Je suis maintenant obligée de raconter une chose fort stupide, une chose qui me fit plus de mal et de tort que mille folies ; car ce que la société de cette époque ne pardonnait point, c'était d'être bête.
Je le fus !
M. de Meuse commençait à me négliger, et je m'en apercevais : chez moi, l'amour n'a jamais été aveugle. Je rêvais à la façon de m'y prendre pour ne pas être quittée et pour ne pas opérer une rupture dont tous les torts retomberaient sur moi ; c'était difficile.
Nous étions allés chacun de notre côté voir le duc de Gesvres, malade à Saint-Ouen, où il recevait toute la France sur son lit, comme une accouchée ; c'était une comédie, et des plus amusantes qu'on pût imaginer. On était alors dans la rage des noeuds et des découpures, deux sottes modes mon Dieu ! et dont on a bien fait de se dégoûter.
Le duc de Gesvres, fort laid, fort petit, fort contrefait, était dans son lit, garni de rubans et de dentelles, des fleurs partout, des découpures et des noeuds à portée de sa main, et ses amis particulièrement autour de lui, tous vêtus de vert, habit, veste et culotte ; des tables de vingt couverts toujours servies, une élégance enragée et du vert partout.
Une autre fois, il se levait, se mettait sur une duchesse de lampas vert, enveloppé dans un couvre-pieds vert, un chapeau gris bordé de vert, un plumet vert retroussé, avec un gros bouquet de rue à la main.
Vous jugez de cette apparence et de ce que l'on disait en face d'un pareil magot !

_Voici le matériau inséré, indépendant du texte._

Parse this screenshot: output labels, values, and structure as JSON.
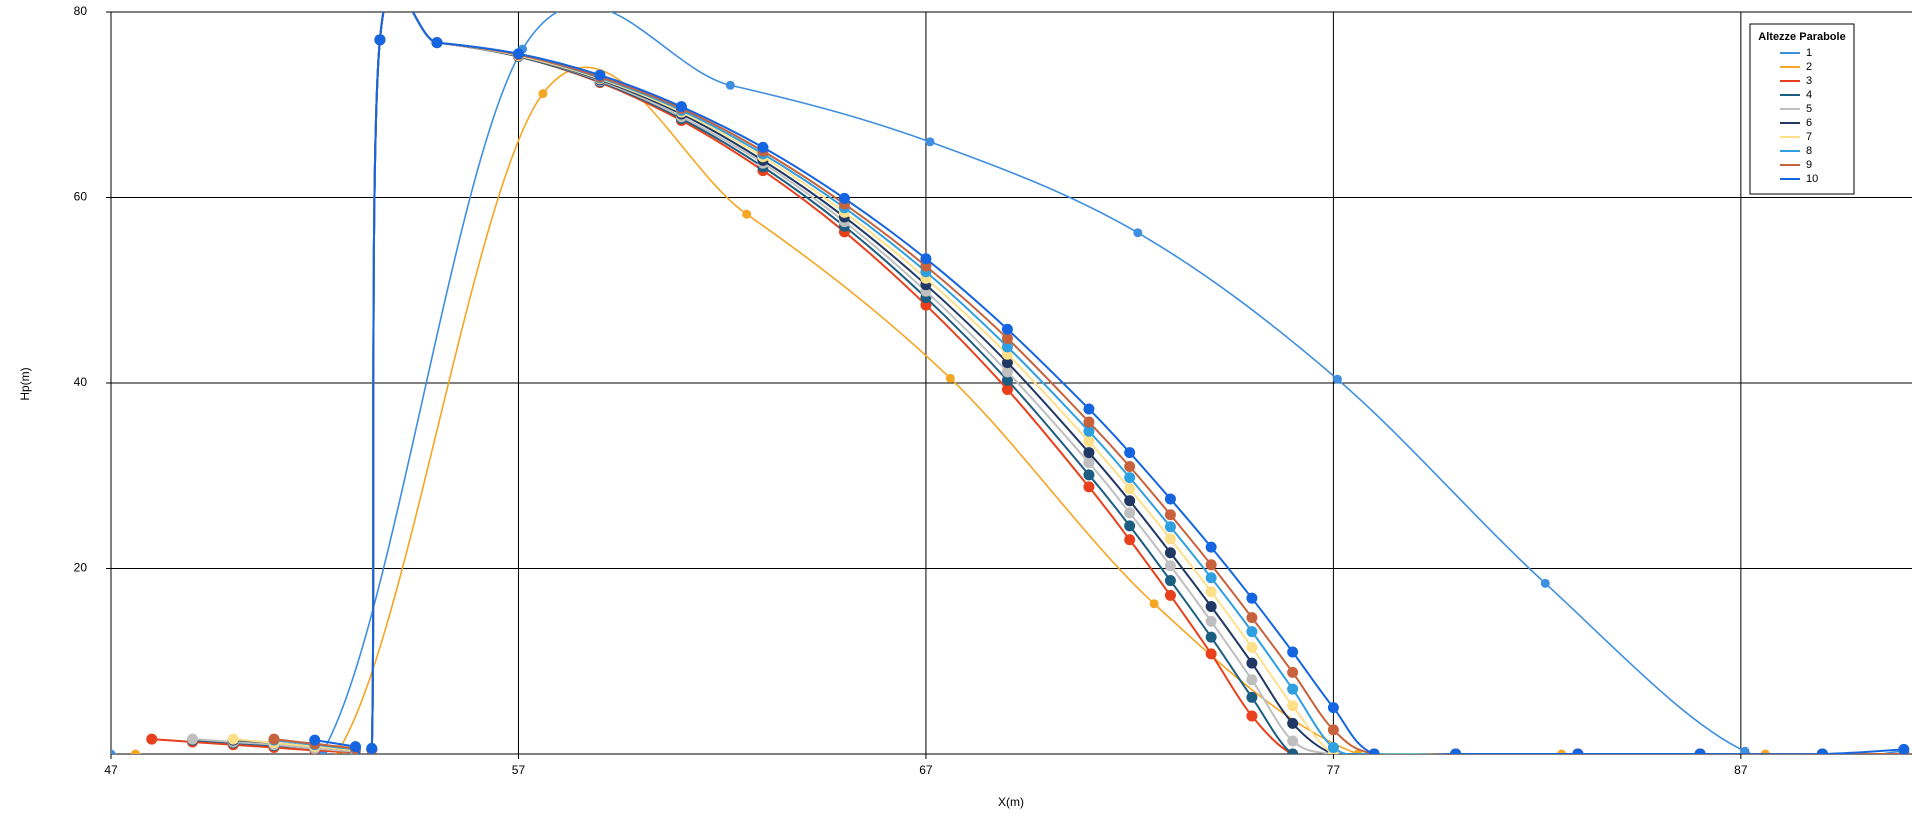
{
  "chart_data": {
    "type": "line",
    "x_label": "X(m)",
    "y_label": "Hp(m)",
    "legend_title": "Altezze Parabole",
    "legend": "upper-right",
    "grid": true,
    "xlim": [
      47,
      91.2
    ],
    "ylim": [
      0,
      80
    ],
    "xticks": [
      47,
      57,
      67,
      77,
      87
    ],
    "yticks": [
      20,
      40,
      60,
      80
    ],
    "x": [
      47,
      48,
      49,
      50,
      51,
      52,
      53,
      53.4,
      53.6,
      55,
      57,
      59,
      61,
      63,
      65,
      67,
      69,
      71,
      72,
      73,
      74,
      75,
      76,
      77,
      78,
      80,
      83,
      86,
      89,
      91
    ],
    "series": [
      {
        "name": "1",
        "color": "#3f8fe0",
        "x": [
          47,
          52.2,
          57.1,
          62.2,
          67.1,
          72.2,
          77.1,
          82.2,
          87.1,
          91
        ],
        "values": [
          0,
          0.3,
          76,
          72.1,
          66,
          56.2,
          40.4,
          18.4,
          0.3,
          0.3
        ]
      },
      {
        "name": "2",
        "color": "#f5a623",
        "x": [
          47.6,
          52.6,
          57.6,
          62.6,
          67.6,
          72.6,
          77.6,
          82.6,
          87.6
        ],
        "values": [
          0,
          0.5,
          71.2,
          58.2,
          40.5,
          16.2,
          0,
          0,
          0
        ]
      },
      {
        "name": "3",
        "color": "#e8401c",
        "values": [
          null,
          1.6,
          1.3,
          1.0,
          0.7,
          0.4,
          0.2,
          0.5,
          77,
          76.7,
          75.2,
          72.4,
          68.3,
          62.9,
          56.3,
          48.4,
          39.3,
          28.8,
          23.1,
          17.1,
          10.8,
          4.1,
          0,
          0,
          0,
          0,
          0,
          0,
          0,
          0
        ]
      },
      {
        "name": "4",
        "color": "#1b5e82",
        "values": [
          null,
          null,
          1.5,
          1.2,
          0.9,
          0.6,
          0.3,
          0.5,
          77,
          76.7,
          75.2,
          72.5,
          68.5,
          63.3,
          56.9,
          49.2,
          40.3,
          30.1,
          24.6,
          18.7,
          12.6,
          6.1,
          0,
          0,
          0,
          0,
          0,
          0,
          0,
          0
        ]
      },
      {
        "name": "5",
        "color": "#bfbfbf",
        "values": [
          null,
          null,
          1.6,
          1.3,
          1.0,
          0.6,
          0.3,
          0.5,
          77,
          76.7,
          75.3,
          72.6,
          68.7,
          63.7,
          57.4,
          49.9,
          41.2,
          31.4,
          26.0,
          20.3,
          14.3,
          8.0,
          1.4,
          0,
          0,
          0,
          0,
          0,
          0,
          0
        ]
      },
      {
        "name": "6",
        "color": "#1f3864",
        "values": [
          null,
          null,
          null,
          1.5,
          1.2,
          0.8,
          0.4,
          0.5,
          77,
          76.7,
          75.3,
          72.7,
          69.0,
          64.0,
          57.9,
          50.6,
          42.2,
          32.5,
          27.3,
          21.7,
          15.9,
          9.8,
          3.3,
          0,
          0,
          0,
          0,
          0,
          0,
          0
        ]
      },
      {
        "name": "7",
        "color": "#ffe08a",
        "values": [
          null,
          null,
          null,
          1.6,
          1.2,
          0.8,
          0.4,
          0.5,
          77,
          76.7,
          75.3,
          72.8,
          69.2,
          64.4,
          58.4,
          51.3,
          43.1,
          33.7,
          28.6,
          23.2,
          17.5,
          11.5,
          5.2,
          0,
          0,
          0,
          0,
          0,
          0,
          0
        ]
      },
      {
        "name": "8",
        "color": "#2e9fe0",
        "values": [
          null,
          null,
          null,
          null,
          1.5,
          1.0,
          0.5,
          0.5,
          77,
          76.7,
          75.4,
          72.9,
          69.4,
          64.7,
          58.9,
          52.0,
          43.9,
          34.8,
          29.8,
          24.5,
          19.0,
          13.2,
          7.0,
          0.7,
          0,
          0,
          0,
          0,
          0,
          0
        ]
      },
      {
        "name": "9",
        "color": "#c8623c",
        "values": [
          null,
          null,
          null,
          null,
          1.6,
          1.1,
          0.6,
          0.5,
          77,
          76.7,
          75.4,
          73.0,
          69.6,
          65.0,
          59.3,
          52.6,
          44.8,
          35.8,
          31.0,
          25.8,
          20.4,
          14.7,
          8.8,
          2.6,
          0,
          0,
          0,
          0,
          0,
          0
        ]
      },
      {
        "name": "10",
        "color": "#1565e0",
        "values": [
          null,
          null,
          null,
          null,
          null,
          1.5,
          0.8,
          0.6,
          77,
          76.7,
          75.5,
          73.2,
          69.8,
          65.4,
          59.9,
          53.4,
          45.8,
          37.2,
          32.5,
          27.5,
          22.3,
          16.8,
          11.0,
          5.0,
          0,
          0,
          0,
          0,
          0,
          0.5
        ]
      }
    ]
  }
}
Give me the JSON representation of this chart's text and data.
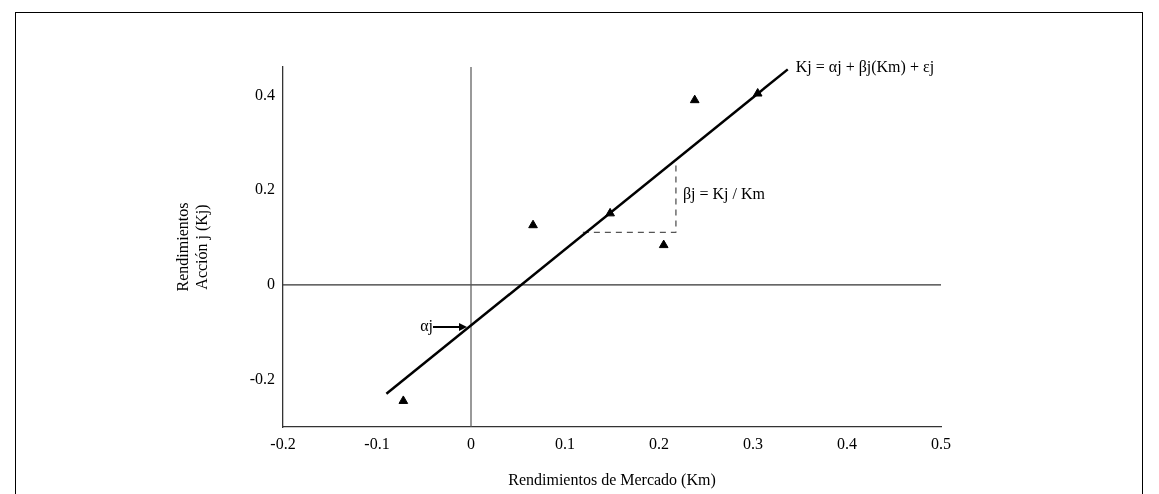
{
  "chart_data": {
    "type": "scatter",
    "xlabel": "Rendimientos de Mercado (Km)",
    "ylabel": "Rendimientos\nAcción j (Kj)",
    "xlim": [
      -0.2,
      0.5
    ],
    "xticks": [
      -0.2,
      -0.1,
      0,
      0.1,
      0.2,
      0.3,
      0.4,
      0.5
    ],
    "ylim": [
      -0.3,
      0.46
    ],
    "yticks": [
      -0.2,
      0,
      0.2,
      0.4
    ],
    "marker": "triangle",
    "grid": false,
    "legend": false,
    "series": [
      {
        "type": "scatter",
        "color": "#000000",
        "x": [
          -0.072,
          0.066,
          0.148,
          0.205,
          0.238,
          0.305
        ],
        "values": [
          -0.245,
          0.126,
          0.151,
          0.084,
          0.39,
          0.404
        ]
      },
      {
        "type": "line",
        "color": "#000000",
        "marker": "none",
        "x": [
          -0.09,
          0.337
        ],
        "values": [
          -0.23,
          0.455
        ]
      },
      {
        "type": "line",
        "color": "#555555",
        "marker": "none",
        "line_style": "dashed",
        "x": [
          0.119,
          0.218,
          0.218
        ],
        "values": [
          0.111,
          0.111,
          0.264
        ]
      }
    ],
    "ref_lines": [
      {
        "axis": "y",
        "value": 0,
        "color": "#333333"
      },
      {
        "axis": "x",
        "value": 0,
        "color": "#555555"
      }
    ],
    "annotations": [
      {
        "text": "Kj = αj + βj(Km) + εj",
        "x": 0.337,
        "y": 0.455
      },
      {
        "text": "βj = Kj / Km",
        "x": 0.218,
        "y": 0.19
      },
      {
        "text": "αj",
        "x": 0,
        "y": -0.088
      }
    ]
  }
}
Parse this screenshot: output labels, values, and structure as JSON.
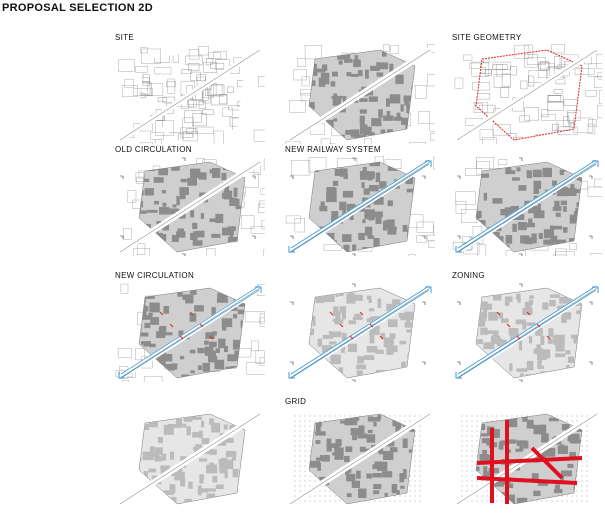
{
  "header": {
    "title": "PROPOSAL SELECTION 2D"
  },
  "labels": [
    "SITE",
    "SITE GEOMETRY",
    "OLD CIRCULATION",
    "NEW RAILWAY SYSTEM",
    "NEW CIRCULATION",
    "ZONING",
    "GRID"
  ]
}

Son frère, le duc d'Epernon, avait une autre folie, celle de la médecine et de la chirurgie ; il voulait soigner tout le monde ; il trépanait, lorsqu'il lui tombait entre les mains un malheureux sans connaissance. Enfin il maria un de ses cochers et lui donna vingt-cinq louis, pour qu'il se laissât saigner la première nuit de ses noces !
Nous étions donc allés jouir de ce spectacle, et nous revenions ensemble. Pendant le chemin, nous causions assez aigrement, il me reprochait mes exigences ; c'est toujours ainsi que cela finit en amour.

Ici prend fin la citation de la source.